The pacing of the story is fine, although the pace sags a little bit in the middle parts of the story. But boy, things heat up fabulously in the late third of the story as our main characters are swept up in the action. I actually lose track of the world around me by that point and I am so caught up in the excitement of the moment. While I may consider some developments late in the story as deus ex machina galore in another story, here Ms Archer sells me the whole premise wholesale with ease. I buy everything willingly and I want more, because I am having a total blast and I don't want the party to end. Being on Team Jacob is never this enjoyable, I tell you.
The villains could be more menacing or capable, but like I've said, Ms Archer makes it so easy for me to buy everything she is selling. Are there flaws in this story? Oh yes. But do I care? Ask me again when my blood slows down to a more steady rate.
I also have to hand it to Ms Archer - I know I am being baited into waiting for the next book, which should be at my doorstep later this month thanks to Book Depository, but I don't care. The hero of the next book is an unusual kind of action hero-cum-nerd that is just my type, and I can't wait for his story.
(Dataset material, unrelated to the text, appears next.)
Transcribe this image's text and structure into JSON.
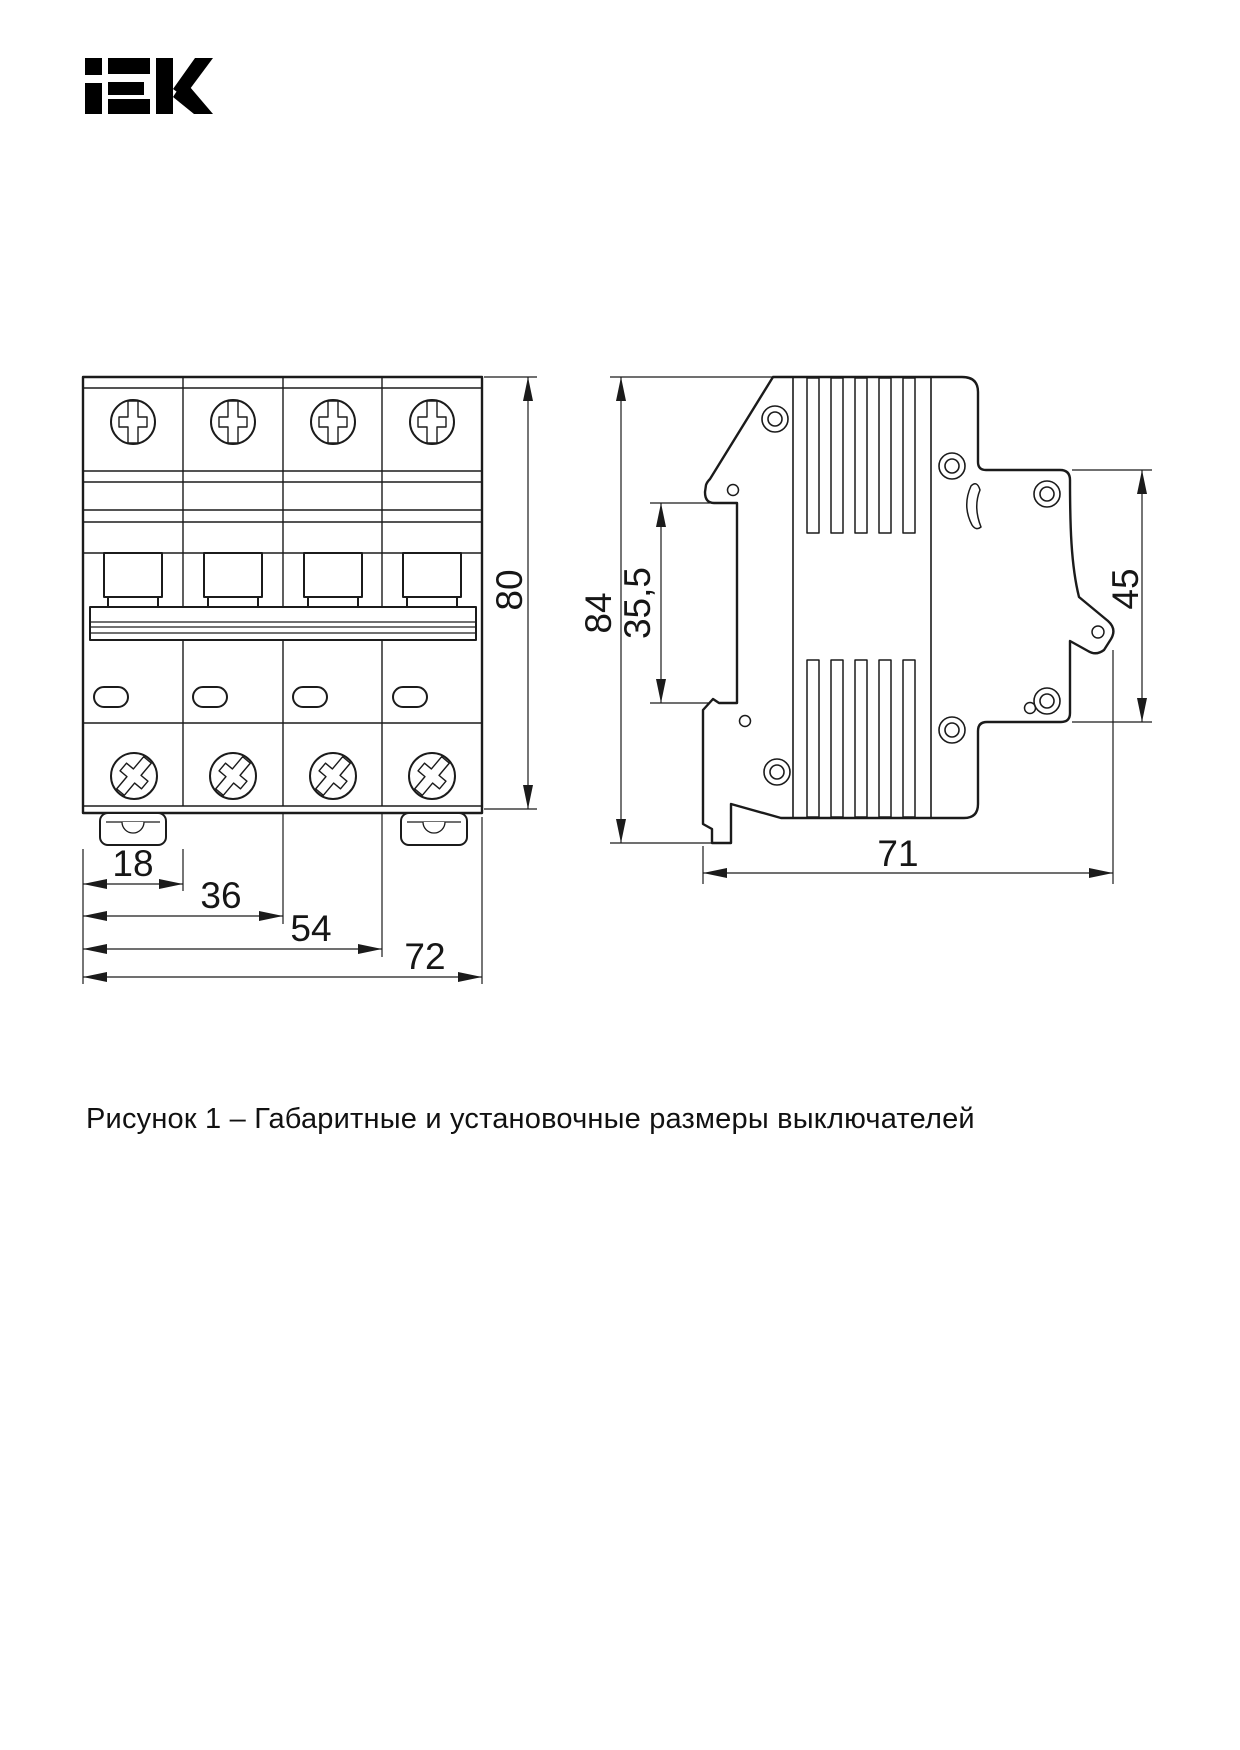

Back to Rebel, it is simply so much fun to read that a part of me wonders whether it is illegal for a book to be this entertaining. At any rate, if you like non-stop action, action hero and heroines who love dramatically and passionately even as they laugh in the face of danger, and more, take a look at this one. And take a look at the two books that came before this one as well. Seriously, you know me, I don't praise things this effusively on a daily basis, so when I get this worked up, there is definitely something wicked fabulous about this book as well as the series up to this point.